5,13-16 Sal y luz. Las breves parábolas de la sal y de la luz completan la proclamación de las bienaventuranzas y terminan el exordio del sermón del monte. Estos dos elementos tan necesarios en la vida cotidiana han entrado a formar parte del mundo simbólico de todas las religiones y culturas.
La tradición bíblica ha visto en las propiedades de la sal –dar sabor y preservar los alimentos– un símbolo de la sabiduría. Para Mateo, esta sabiduría es la Palabra de Dios, la Buena Noticia, no en abstracto, sino personificado en la vida de los creyentes: «Ustedes son la sal de la tierra» (13).
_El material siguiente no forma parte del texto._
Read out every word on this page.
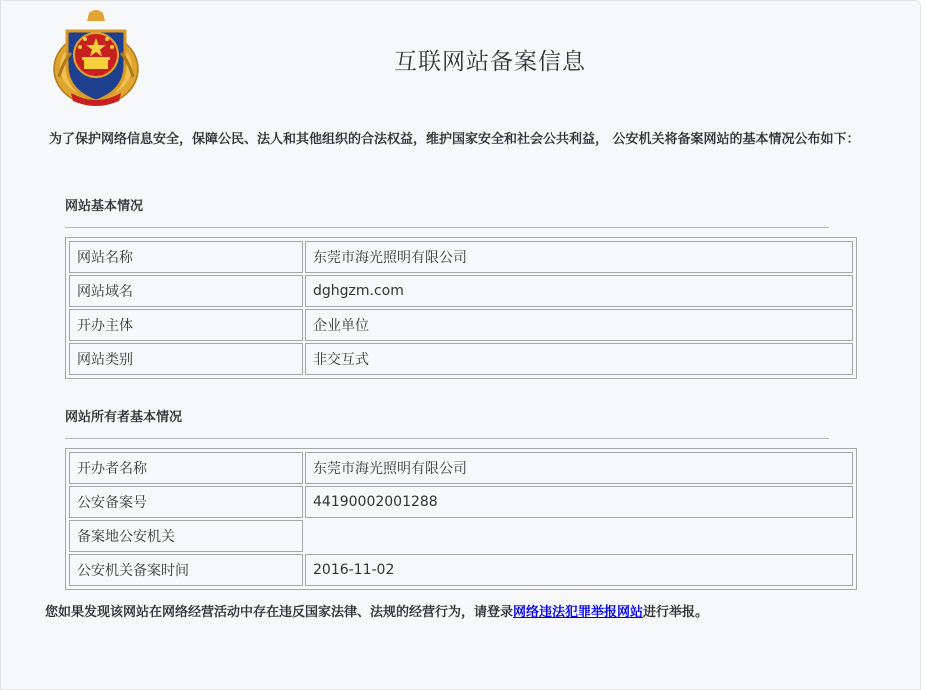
互联网站备案信息
为了保护网络信息安全，保障公民、法人和其他组织的合法权益，维护国家安全和社会公共利益， 公安机关将备案网站的基本情况公布如下：
网站基本情况
网站名称	东莞市海光照明有限公司
网站域名	dghgzm.com
开办主体	企业单位
网站类别	非交互式
网站所有者基本情况
开办者名称	东莞市海光照明有限公司
公安备案号	44190002001288
备案地公安机关
公安机关备案时间	2016-11-02
您如果发现该网站在网络经营活动中存在违反国家法律、法规的经营行为，请登录网络违法犯罪举报网站进行举报。
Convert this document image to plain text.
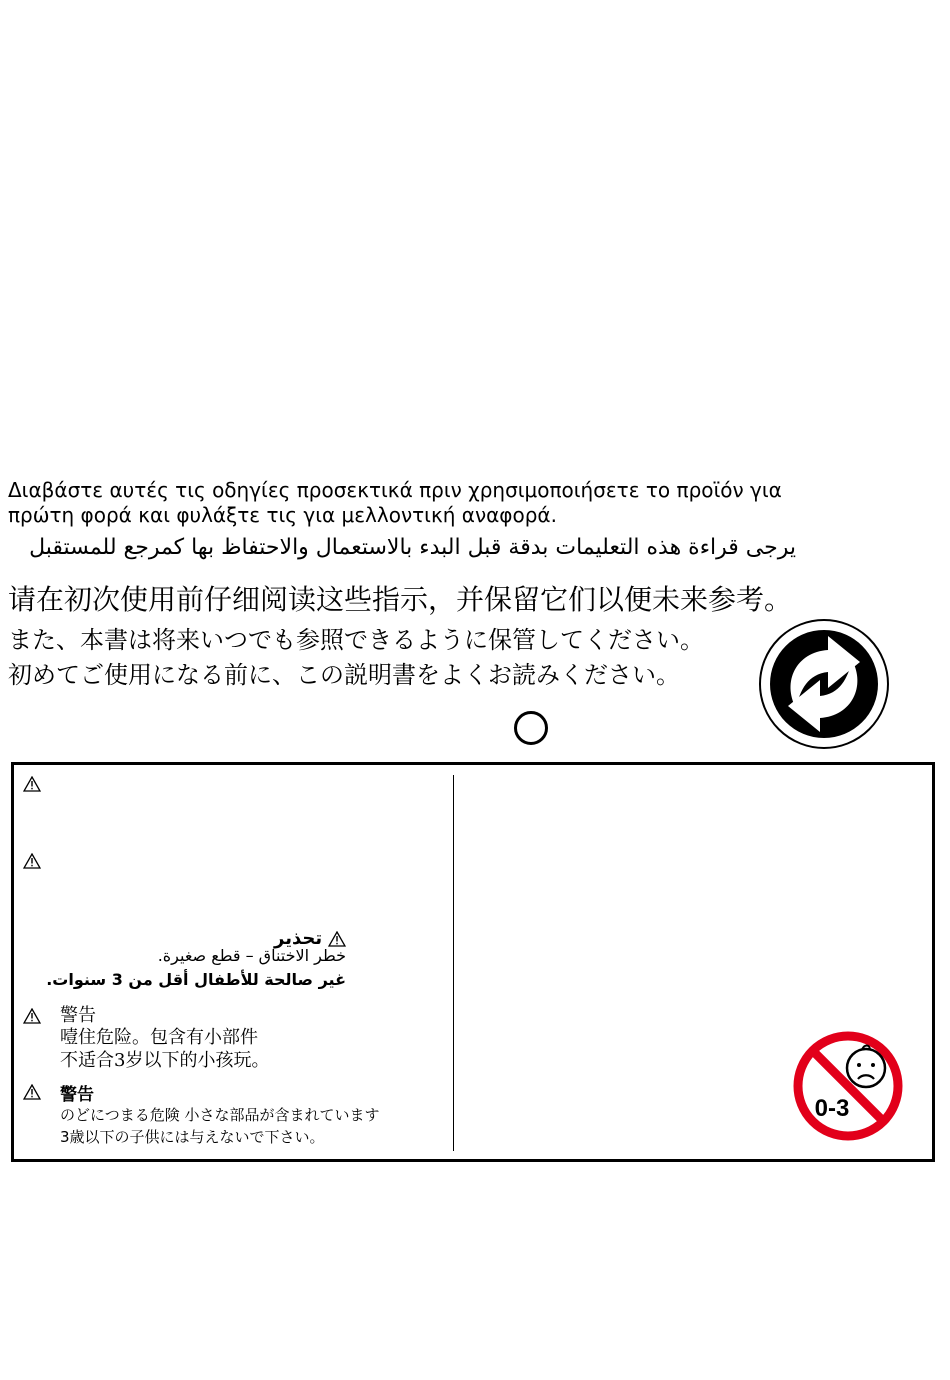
Διαβάστε αυτές τις οδηγίες προσεκτικά πριν χρησιμοποιήσετε το προϊόν για
πρώτη φορά και φυλάξτε τις για μελλοντική αναφορά.
يرجى قراءة هذه التعليمات بدقة قبل البدء بالاستعمال والاحتفاظ بها كمرجع للمستقبل
请在初次使用前仔细阅读这些指示，并保留它们以便未来参考。
また、本書は将来いつでも参照できるように保管してください。
初めてご使用になる前に、この説明書をよくお読みください。
تحذير
خطر الاختناق – قطع صغيرة.
غير صالحة للأطفال أقل من 3 سنوات.
警告
噎住危险。包含有小部件
不适合3岁以下的小孩玩。
警告
のどにつまる危険 小さな部品が含まれています
3歳以下の子供には与えないで下さい。
0-3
La advertencia de «si la sal se vuelve sosa» sigue resonando hoy día, quizás con más urgencia que en otras épocas de la historia de la evangelización de la Iglesia. Nuestro mundo postmoderno, que ha dado ya la espalda a todas las ideologías, sólo reacciona ante el impacto del testimonio, y sin el testimonio de una vida cristiana seria y consecuente, la Buena Noticia se convertirá en una ideología más; habrá perdido todo su sabor.
En la misma línea se mueve la comparación de los cristianos con la luz del mundo. Más explícitamente que la sal, la luz evoca el mensaje de Jesús reflejado en la conducta diaria de sus seguidores. San Pablo dirá: «si en un tiempo eran tinieblas, ahora son luz por el Señor: vivan como hijos de la luz» (Ef 5,8). También la luz, sin el testimonio, es opaca; brilla solamente a través de las obras. La práctica de las bienaventuranzas lleva consigo una forma de vida alternativa que necesariamente será contracultural y en donde la persecución aparece como una consecuencia ineludible. Pero, incluso, o mejor, en la persecución este estilo de vida alcanza mayor plenitud de sentido: serán «sal de la tierra» y «luz del mundo». Así realizarán la misión del Siervo de Dios: siendo perseguidos (Is 50,4-9), serán «luz de las naciones» (Is 42,6; 49,6).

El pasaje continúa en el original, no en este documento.